Mid Bedfordshire District Council Offices, Formerly The Ampthill Rural District Council Offices is a Grade II listed building in the Central Bedfordshire local planning authority area, England. First listed on 27 April 2004. Council offices. 3 related planning applications.
Mid Bedfordshire District Council Offices, Formerly The Ampthill Rural District Council Offices
- WRENN ID
- waning-chamber-sepia
- Grade
- II
- Local Planning Authority
- Central Bedfordshire
- Country
- England
- Date first listed
- 27 April 2004
- Type
- Council offices
- Source
- Historic England listing
Description
Council offices for Ampthill Rural District Council, designed between 1961 and 1964, built from 1963 to 1965, and formally opened in 1967. Designed by Sir Albert Richardson and E A S Houfe. The building is constructed of brown stock brick with stone bands and window surrounds, has a tile roof, and is topped with a copper-clad cupola and skylight. It is three storeys tall, arranged on a nearly symmetrical plan with a central octagonal council chamber positioned behind a central flat-fronted entrance range, flanked by wings of offices either side with projecting fronts. A rear extension of no architectural interest was added later.
The symmetrical main facade is defined by stone bands and cornice, with a three-bay centre and projecting canted wings each of three bays. The centrepiece is surmounted by a cupola of timber clad in copper, with a clock, Swedish-style ball finial and weathervane. The facade features timber small-pane sash windows under gauged brick heads; those to the first floor central bays are set in stone surrounds. The central window is in fact a door with similar small panes, opening onto a balcony positioned over the slightly projecting ground floor and furnished with an elegant iron balustrade featuring delicate spears, roundels and knops. The ceremonial entrance below sits between stone pilasters; those to either side have simple capitals while the central ones have flash gaps. The entrance is marked by varnished timber double doors with glazed panels, brass handles and hand plates beneath timber toplights. The side elevations are similar but simpler, with tripartite windows to the first floor and bands of sash windows to the narrower top storey; some south elevation windows have been renewed in uPVC. The rear of the wings survives, though a new addition has been made to the rear and the original rear elevation is now internal. A lantern over the central council chamber features paired six-light timber windows, a projecting timber cornice and a copper roof with finials.

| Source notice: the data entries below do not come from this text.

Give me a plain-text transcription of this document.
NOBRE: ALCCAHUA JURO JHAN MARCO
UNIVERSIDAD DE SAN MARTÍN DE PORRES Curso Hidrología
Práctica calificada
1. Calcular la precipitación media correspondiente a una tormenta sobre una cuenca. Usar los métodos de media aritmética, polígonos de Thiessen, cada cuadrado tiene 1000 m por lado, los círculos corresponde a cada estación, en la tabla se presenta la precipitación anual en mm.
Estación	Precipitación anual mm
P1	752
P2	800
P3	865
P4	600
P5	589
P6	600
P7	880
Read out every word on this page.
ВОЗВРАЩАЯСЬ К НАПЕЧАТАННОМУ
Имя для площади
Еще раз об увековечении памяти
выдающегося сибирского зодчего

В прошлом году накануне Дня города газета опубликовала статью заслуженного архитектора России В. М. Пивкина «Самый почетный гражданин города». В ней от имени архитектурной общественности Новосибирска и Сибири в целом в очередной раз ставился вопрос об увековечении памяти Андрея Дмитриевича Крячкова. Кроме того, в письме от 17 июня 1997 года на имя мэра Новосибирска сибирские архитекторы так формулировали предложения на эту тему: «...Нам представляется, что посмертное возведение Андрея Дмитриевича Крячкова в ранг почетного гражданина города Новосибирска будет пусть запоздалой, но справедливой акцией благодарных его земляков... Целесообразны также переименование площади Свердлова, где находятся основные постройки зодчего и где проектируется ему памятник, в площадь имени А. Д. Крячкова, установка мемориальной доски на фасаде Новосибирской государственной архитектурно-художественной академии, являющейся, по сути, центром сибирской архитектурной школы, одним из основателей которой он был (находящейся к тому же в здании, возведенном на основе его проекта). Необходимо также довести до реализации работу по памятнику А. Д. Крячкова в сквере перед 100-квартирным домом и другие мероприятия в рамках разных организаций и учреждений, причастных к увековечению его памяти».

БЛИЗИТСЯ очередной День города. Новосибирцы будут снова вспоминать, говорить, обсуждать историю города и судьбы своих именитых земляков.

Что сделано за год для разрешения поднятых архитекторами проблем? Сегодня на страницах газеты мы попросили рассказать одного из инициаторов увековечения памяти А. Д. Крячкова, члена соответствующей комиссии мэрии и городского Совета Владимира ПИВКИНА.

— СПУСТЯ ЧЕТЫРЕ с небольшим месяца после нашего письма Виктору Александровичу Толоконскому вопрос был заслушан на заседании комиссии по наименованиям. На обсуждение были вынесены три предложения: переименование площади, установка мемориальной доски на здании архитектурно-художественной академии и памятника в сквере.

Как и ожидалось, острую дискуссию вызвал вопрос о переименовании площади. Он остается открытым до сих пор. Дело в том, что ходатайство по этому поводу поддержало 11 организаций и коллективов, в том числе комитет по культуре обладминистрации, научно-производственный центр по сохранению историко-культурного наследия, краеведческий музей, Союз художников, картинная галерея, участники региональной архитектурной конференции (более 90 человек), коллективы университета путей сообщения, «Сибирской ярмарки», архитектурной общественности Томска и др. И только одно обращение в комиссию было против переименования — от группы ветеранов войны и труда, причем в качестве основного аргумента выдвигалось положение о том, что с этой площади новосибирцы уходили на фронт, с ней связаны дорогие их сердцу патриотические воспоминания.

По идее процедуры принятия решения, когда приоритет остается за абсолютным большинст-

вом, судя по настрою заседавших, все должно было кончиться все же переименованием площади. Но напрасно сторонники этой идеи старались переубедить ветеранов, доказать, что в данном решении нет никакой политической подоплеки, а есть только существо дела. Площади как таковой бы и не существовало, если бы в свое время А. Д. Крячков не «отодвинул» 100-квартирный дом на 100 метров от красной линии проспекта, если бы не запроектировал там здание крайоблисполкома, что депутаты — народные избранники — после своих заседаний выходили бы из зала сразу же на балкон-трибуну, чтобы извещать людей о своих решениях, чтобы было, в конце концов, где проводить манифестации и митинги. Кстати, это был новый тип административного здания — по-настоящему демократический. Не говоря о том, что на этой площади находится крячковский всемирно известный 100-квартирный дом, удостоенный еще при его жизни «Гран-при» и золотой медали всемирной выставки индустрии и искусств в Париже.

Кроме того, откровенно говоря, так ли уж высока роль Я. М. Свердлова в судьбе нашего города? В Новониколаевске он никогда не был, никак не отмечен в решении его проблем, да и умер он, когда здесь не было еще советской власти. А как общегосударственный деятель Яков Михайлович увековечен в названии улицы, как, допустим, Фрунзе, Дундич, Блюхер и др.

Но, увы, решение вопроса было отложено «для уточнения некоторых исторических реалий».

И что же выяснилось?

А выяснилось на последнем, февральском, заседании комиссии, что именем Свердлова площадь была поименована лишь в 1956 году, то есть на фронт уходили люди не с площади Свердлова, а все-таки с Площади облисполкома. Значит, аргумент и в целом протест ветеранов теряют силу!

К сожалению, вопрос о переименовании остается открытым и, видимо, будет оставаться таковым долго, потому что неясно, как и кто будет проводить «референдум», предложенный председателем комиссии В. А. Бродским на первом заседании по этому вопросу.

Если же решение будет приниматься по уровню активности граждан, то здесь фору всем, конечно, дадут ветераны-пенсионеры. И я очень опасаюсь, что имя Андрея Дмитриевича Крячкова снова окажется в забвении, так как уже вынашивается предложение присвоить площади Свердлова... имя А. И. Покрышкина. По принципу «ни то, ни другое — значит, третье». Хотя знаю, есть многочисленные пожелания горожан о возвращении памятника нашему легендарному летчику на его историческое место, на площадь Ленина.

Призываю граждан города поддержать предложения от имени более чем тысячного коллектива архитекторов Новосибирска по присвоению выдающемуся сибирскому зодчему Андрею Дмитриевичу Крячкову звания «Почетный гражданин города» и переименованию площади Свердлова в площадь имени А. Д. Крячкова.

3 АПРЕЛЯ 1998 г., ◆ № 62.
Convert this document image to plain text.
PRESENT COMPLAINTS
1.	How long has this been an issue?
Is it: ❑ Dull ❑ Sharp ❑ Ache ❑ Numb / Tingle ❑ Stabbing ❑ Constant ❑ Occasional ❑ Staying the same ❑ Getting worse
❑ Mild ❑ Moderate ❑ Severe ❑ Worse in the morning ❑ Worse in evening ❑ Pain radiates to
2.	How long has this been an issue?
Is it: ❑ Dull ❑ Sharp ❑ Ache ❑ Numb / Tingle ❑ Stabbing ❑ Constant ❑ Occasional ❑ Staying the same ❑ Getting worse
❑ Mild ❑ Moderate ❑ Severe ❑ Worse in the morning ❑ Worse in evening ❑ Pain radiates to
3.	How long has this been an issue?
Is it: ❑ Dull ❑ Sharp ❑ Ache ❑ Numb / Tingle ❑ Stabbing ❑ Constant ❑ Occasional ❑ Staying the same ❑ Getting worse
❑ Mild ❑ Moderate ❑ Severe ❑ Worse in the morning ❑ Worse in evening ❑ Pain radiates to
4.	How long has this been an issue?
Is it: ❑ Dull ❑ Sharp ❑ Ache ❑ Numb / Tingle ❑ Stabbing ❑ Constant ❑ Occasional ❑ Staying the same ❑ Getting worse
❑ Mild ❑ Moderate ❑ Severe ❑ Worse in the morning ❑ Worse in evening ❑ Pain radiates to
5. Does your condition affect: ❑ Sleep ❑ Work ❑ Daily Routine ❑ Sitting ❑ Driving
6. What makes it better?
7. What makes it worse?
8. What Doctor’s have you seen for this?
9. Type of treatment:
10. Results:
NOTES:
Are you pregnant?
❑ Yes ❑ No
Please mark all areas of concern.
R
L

The interior is accessed through a ceremonial entrance that opens into a long, shallow vestibule with square piers supporting a compartmented ceiling with coving between beams. Two central double doors similar to those external, with brass handles and three glazed panels, originally led into the council chamber. The council chamber was originally double height and extended into the skylight, making it extremely tall, with a public gallery at first-floor level. The chamber has since been filled in at this level but remains an impressive space, with simple round classical—rather Scandinavian in style—mouldings round the base of the skylight, decorative upper sections of giant pilasters to the sides and a niche behind the chairman and council leaders' desk. This area is reached via a double staircase with curved moulded mahogany handrail, Regency-style balusters and cyma-moulded treads. Balustrading continues along the first-floor landing, which has segmental and scored arched ribs dividing it into bays, a motif repeated on the underside of arches over the balustrade. On the second floor, a section of brickwork with windows and gauged brick heads marks an external wall made internal where the building was extended around 1970 in accordance with Richardson's wishes. The rear extension and linking corridors are not of architectural interest.
Sir Albert Richardson was one of the most important architects to build in a traditional style in the twentieth century and one of the last to do so. Besides building extensively in London, primarily for the commercial sector, he served as Professor of Architecture at the University of London from 1919 until 1946 and restored many of the capital's historic buildings after the Second World War. This is a rare civic building by him, created in response to the traditions of the locality in which he made his home in 1919, where he engaged in numerous conservation campaigns. It is one of his few buildings with surviving interiors of architectural interest.